I corpi e i volti dei protagonisti sono trattati da De Sica con la stessa foga visiva che applica ai luoghi, alle armi, agli animali vivi e impagliati, alla ricostruzione attenta e precisa di un decennio, gli anni Sessanta, nel quale la società italiana stava subendo spinte trasformative quasi ingovernabili. Anche quella società “alta” raccontata in questo film, quella che credeva di poter vivere al di sopra delle regole morali comuni, scopre che le sue fondamenta sono marce, che dietro l’eleganza si nasconde la violenza.

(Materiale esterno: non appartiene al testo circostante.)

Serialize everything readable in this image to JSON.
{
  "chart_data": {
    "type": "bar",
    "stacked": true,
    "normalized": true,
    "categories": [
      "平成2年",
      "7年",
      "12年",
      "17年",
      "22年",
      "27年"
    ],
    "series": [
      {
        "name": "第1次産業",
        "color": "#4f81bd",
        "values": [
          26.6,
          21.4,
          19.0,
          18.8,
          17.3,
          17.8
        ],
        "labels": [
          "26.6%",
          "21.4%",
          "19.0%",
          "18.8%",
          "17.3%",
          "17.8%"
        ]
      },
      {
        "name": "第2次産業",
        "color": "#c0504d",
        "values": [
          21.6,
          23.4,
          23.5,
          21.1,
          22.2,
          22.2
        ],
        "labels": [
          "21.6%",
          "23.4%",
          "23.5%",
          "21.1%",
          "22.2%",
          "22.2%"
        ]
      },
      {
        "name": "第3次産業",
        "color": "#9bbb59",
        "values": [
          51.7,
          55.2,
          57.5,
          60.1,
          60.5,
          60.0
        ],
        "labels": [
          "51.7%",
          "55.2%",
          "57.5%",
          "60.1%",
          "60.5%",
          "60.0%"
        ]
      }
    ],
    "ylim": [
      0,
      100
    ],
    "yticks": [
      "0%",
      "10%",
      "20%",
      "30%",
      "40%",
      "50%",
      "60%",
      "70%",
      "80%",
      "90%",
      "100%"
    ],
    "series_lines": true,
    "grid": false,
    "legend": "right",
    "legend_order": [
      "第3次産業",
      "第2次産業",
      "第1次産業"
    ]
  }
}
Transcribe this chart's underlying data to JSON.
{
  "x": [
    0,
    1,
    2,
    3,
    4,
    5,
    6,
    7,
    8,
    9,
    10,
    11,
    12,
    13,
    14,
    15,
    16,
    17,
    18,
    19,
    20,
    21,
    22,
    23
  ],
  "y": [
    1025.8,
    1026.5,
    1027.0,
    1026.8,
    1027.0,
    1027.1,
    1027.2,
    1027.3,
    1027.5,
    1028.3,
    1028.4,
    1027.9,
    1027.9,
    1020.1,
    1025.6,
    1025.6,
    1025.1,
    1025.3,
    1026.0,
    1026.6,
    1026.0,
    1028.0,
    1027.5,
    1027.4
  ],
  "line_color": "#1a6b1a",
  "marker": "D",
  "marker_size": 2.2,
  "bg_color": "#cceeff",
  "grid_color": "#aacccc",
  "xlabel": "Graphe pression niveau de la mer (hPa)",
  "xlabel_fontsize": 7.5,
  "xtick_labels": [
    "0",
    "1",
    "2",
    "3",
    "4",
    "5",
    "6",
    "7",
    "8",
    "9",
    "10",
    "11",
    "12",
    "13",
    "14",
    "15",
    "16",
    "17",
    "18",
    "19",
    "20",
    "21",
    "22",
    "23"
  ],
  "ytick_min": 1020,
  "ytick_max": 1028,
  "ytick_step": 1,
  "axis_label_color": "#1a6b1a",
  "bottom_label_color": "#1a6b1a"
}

Splendidamente fotografato da Gogò Bianchi, Gli occhi degli altri è un melodramma tragico, perverso e visionario. È il film coraggioso di un regista che non ha timore di sfidare né le convenzioni né i finti pudori del nostro cinema, che ha voglia di esplodere il racconto in lampi barocchi, parole essenziali, vibrazioni sensuali. De Sica costruisce un’opera che dialoga con il presente attraverso il passato, che usa il delitto Casati-Stampa come chiave per parlare di tutti quei delitti dove l’amore si trasforma in possesso e il possesso in annientamento.

Il film presentato al Festival di Roma ha ricevuto recensioni positive proprio per questa capacità di coniugare forma e contenuto, di essere tanto un’opera visivamente potente quanto narrativamente rilevante. In un panorama cinematografico italiano spesso timido nelle sue scelte stilistiche e tematiche, Gli occhi degli altri si impone come un’eccezione necessaria, un lavoro che dimostra come si possa fare cinema d’autore senza rinunciare alla forza delle immagini e alla profondità della riflessione. Un melodramma algido e sensuale allo stesso tempo, capace di far vibrare lo schermo di passione controllata e di disgusto lucido verso quella violenza maschile che, dalla cronaca nera degli anni Sessanta a quella di oggi, continua a mietere vittime.